VATICAN CITY, April 20, 2017 (LifeSiteNews) – Pope Francis will canonize Blessed Jacinta Marto and Blessed Francisco Marto, the two siblings who witnessed the Virgin Mary’s appearances at Fatima, during his upcoming visit to the site of the apparitions on May 13.

The pope convened all of the resident cardinals of Rome on Thursday to officially establish the canonization date for more than three dozen new saints, according to Rome Reports, including two of the three child seers of Fatima.

Cardinal Angelo Amato, Prefect of the Congregation for the Causes of Saints, recounted some aspects of the Fatima siblings’ lives for the gathering.

“They attended little school, and they were practically illiterate,” he said. “They learned the catechism at home, along with their cousin Lucia.”

Pope Francis announced the date of the canonization in Latin, as prescribed by ecclesiastical tradition.

“May the Blessed Francis and Jacinta Marta be canonized on May 13, 2017,” he said.

Pope Francis is scheduled to travel to the Fatima shrine in Portugal on May 12-13 for the centenary celebration of the 1917 apparitions of Our Lady.

The April 20 announcement took place in the course of an Ordinary Public Consistory, a meeting of the pope, cardinals and promoters of sainthood causes that formally concludes the sainthood process.

A year after the Fatima apparitions, both Marto siblings became ill during a European flu epidemic.

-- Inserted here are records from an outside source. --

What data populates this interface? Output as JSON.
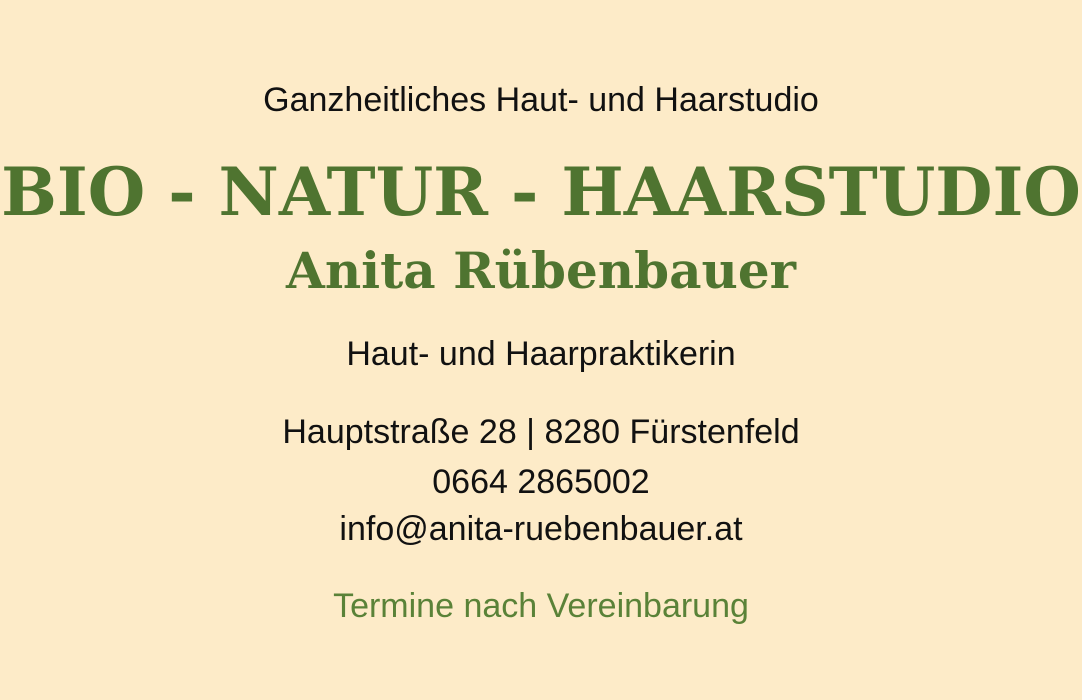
{
  "card": {
    "tagline": "Ganzheitliches Haut- und Haarstudio",
    "brand": "BIO - NATUR - HAARSTUDIO",
    "owner": "Anita Rübenbauer",
    "profession": "Haut- und Haarpraktikerin",
    "address": "Hauptstraße 28 | 8280 Fürstenfeld",
    "phone": "0664 2865002",
    "email": "info@anita-ruebenbauer.at",
    "note": "Termine nach Vereinbarung"
  },
  "colors": {
    "background": "#fdebc8",
    "accent_green": "#4f7430",
    "note_green": "#5a8238",
    "text": "#111111"
  }
}
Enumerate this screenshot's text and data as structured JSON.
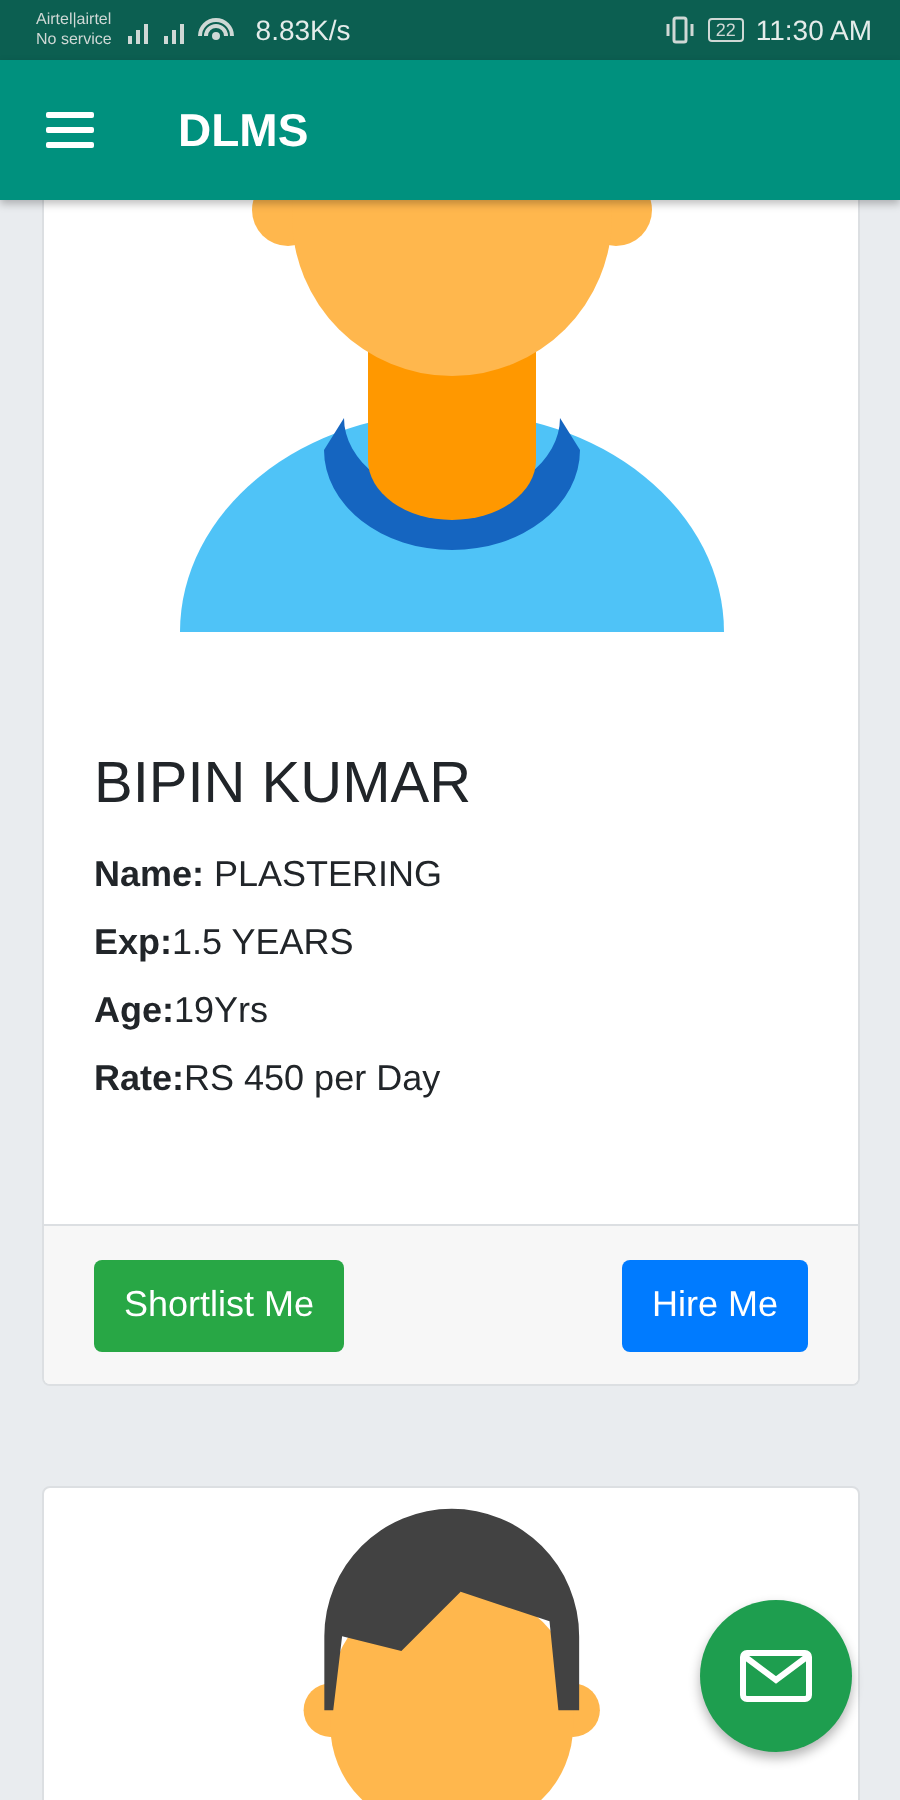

Francisco died April 4, 1919, at age 10, and Jacinta died almost a year later on February 20, 1920, at age 9.

Francisco and Jacinta’s cousin, Lucia Santos, became a Carmelite nun and passed away in 2005 at age 97. The diocesan phase of her sainthood cause concluded in February and has advanced to the Vatican for study.

The pope also announced at Thursday’s consistory that he would canonize 34 others on October 15.

Among them are:

The 30 martyrs of Natal, Brazil, including Jesuit Father Andre Soveral; diocesan Father Ambrosio Francisco Ferro; and layman Mateus Moreira, along with 27 others murdered in 1645 by Dutch soldiers;

The child martyrs of Tlaxcala, the first martyrs of Mexico, named Cristóbal, Antonio and Juan, who died in 1527 and 1529;

The Spanish Piarist Faustino Miguez, who founded the Daughters of the Divine Shepherd Institute in 1855, a school for girls; 

Religious priest Father Angelo da Acri (formerly known as Luca Antonio Falcone) of the Order of Friars Minor Capuchin.